El tercer motivo es político, posiblemente el más importante a ojos del chavismo. Dicho rápidamente: hay un centro -el alto gobierno- que no acepta que su poder sea disputado. Cuando un grupo busca incrementar su poder político, el gobierno hace una «corrección». En 2009, Chávez hizo una operación similar contra la corrupción en la banca, que llevó a la renuncia de uno de sus ministros, Jesse Chacón, porque su hermano estaba involucrado. Lo que hay hoy es una lucha para que «mafias» -si es el caso- no tengan un poder que compita con el poder del alto gobierno. Chávez no lo aceptó y Maduro tampoco lo acepta. Es decir, no hay primus inter pares. Hay un centro y luego está lo que Maduro llama «planetas políticos», que tienen su propia dinámica pero no pueden competir con el alto gobierno. En agosto de 2021 el mandatario habló, por ejemplo, del «planeta El Aissami». El interrogante que queda es si ese planeta acumulaba poder simplemente para vivir bien, o para ir contra el propio gobierno de Maduro. Sea lo que fuere, el gobierno reaccionó y quebró a este «planeta».

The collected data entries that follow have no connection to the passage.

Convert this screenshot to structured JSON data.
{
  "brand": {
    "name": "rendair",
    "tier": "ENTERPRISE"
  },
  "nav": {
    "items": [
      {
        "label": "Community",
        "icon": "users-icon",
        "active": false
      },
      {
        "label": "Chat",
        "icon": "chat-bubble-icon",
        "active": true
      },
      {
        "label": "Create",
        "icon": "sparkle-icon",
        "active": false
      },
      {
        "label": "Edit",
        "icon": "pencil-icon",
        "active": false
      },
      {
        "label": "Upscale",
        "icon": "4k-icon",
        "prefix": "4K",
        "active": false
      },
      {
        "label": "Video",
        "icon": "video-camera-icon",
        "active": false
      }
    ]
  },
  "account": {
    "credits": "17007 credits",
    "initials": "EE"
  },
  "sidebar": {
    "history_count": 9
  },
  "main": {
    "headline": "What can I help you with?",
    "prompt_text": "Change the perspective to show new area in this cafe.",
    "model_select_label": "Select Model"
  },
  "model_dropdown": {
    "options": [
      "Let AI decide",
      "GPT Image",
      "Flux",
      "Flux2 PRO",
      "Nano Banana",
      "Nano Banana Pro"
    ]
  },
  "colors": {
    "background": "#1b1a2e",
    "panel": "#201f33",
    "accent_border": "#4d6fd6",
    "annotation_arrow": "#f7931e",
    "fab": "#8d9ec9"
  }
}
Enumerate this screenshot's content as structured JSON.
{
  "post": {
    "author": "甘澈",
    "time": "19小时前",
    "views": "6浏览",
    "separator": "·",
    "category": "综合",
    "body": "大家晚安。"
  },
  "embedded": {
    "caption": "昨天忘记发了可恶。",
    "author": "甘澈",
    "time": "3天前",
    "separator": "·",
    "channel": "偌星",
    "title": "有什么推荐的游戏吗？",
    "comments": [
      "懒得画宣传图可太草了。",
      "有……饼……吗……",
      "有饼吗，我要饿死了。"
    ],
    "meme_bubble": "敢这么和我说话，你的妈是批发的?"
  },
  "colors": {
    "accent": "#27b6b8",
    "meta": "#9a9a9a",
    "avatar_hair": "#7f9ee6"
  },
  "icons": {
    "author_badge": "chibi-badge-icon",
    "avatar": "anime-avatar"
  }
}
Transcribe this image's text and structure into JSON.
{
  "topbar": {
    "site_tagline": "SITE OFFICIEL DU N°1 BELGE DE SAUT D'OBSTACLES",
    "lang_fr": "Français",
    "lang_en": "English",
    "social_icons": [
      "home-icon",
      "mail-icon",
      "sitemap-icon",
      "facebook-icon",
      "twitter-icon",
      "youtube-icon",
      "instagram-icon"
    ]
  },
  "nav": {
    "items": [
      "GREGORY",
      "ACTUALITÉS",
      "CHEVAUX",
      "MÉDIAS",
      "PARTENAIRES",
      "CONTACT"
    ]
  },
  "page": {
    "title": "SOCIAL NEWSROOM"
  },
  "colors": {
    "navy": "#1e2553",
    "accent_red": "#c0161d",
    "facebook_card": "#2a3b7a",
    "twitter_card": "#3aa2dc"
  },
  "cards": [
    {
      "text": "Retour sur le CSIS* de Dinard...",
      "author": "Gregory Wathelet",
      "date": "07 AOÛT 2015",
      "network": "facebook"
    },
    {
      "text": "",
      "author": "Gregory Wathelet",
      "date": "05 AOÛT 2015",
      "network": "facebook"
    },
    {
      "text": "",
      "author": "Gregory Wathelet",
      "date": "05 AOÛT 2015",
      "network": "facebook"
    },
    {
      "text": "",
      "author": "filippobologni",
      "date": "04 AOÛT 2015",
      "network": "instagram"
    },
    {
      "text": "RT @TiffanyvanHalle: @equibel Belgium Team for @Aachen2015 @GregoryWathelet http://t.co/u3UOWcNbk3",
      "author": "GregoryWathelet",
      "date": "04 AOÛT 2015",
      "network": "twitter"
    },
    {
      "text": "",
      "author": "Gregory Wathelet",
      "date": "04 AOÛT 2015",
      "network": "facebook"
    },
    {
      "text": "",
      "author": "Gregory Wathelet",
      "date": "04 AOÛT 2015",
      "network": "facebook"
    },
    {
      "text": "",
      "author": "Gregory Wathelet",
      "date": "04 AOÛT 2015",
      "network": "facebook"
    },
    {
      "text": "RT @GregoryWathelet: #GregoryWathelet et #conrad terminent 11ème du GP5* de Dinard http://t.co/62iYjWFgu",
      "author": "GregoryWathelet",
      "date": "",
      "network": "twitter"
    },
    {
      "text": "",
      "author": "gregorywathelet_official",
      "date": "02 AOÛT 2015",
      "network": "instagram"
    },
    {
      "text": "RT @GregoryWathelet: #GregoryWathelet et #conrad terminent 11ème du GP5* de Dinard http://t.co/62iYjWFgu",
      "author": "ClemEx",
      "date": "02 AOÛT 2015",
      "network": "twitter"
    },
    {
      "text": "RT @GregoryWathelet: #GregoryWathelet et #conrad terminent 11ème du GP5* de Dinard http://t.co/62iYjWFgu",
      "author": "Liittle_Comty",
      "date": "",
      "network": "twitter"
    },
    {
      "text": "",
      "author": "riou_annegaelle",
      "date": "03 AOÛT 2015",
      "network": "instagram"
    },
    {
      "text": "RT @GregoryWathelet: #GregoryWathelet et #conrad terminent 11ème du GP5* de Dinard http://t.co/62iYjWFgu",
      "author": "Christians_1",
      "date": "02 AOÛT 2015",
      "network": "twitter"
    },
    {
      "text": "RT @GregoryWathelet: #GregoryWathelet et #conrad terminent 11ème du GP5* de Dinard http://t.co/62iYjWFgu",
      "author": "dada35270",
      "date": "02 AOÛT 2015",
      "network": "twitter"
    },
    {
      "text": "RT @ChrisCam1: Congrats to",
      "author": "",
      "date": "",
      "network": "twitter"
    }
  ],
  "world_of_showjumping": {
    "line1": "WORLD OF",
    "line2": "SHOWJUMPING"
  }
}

El Aissami no era una figura menor. Fue una pieza muy importante dentro del chavismo. Emergió durante el gobierno de Chávez hasta llegar a la Vicepresidencia de Venezuela con Maduro. Por eso, a diferencia de los otros, no fue a prisión. El silencio público del gobierno sobre el ex-ministro puede deberse a que el Ejecutivo se debate entre dos opciones. Una es sacrificarlo para mostrar el compromiso de luchar contra la corrupción, pero al costo de generar quizá desavenencias internas en las elites y en la base chavista, que podría verlo no como un «caso ejemplificador», sino como un chivo expiatorio para salvar un sistema corrompido o a algunos intocables. Muchos podrían decir, por ejemplo, que se sacrificó a El Aissami pero no, por ejemplo, a Asdrúbal Chávez, quien sería el responsable directo por ser el presidente de PDVSA cuando ocurrieron los hechos denunciados. La segunda opción es que el ex-ministro coopere con las autoridades: El Aissami podría revelar todo lo que sabe y, a cambio, tener una salida más discreta. No sería enjuiciado, pero sí pasará al ostracismo. Es difícil otro destino para la otrora promesa de la juventud del chavismo.

El 10 de abril, Cabello informó que la dirección del PSUV consultó a 89% de las Unidades de Batalla Chávez, la estructura de base del chavismo, que son poco más de 12.500 unidades. Y contó que entre las «100 opiniones más repetidas» está: «El presidente Maduro no está solo, el pueblo está con él». Pero, en segundo lugar, aparece: «Si la corrupción no se castiga, la impunidad se convierte en descontento». 

La gran pregunta hoy para la cúpula del poder es qué produce más descontento: si presentar a El Aissami en un tribunal, con todo lo que ello implica, o propiciar una salida reservada. Lo que el gobierno crea que minimizará el descontento marcará el destino del ex-ministro. Hoy, parece que la alternativa para el gobierno es la salida discreta de El Aissami. 

Este es, sin dudas, el caso de corrupción más desafiante para el Ejecutivo, no solo por los montos involucrados, sino por el peso de los detenidos. Veremos si hay un  «Caiga quien caiga II».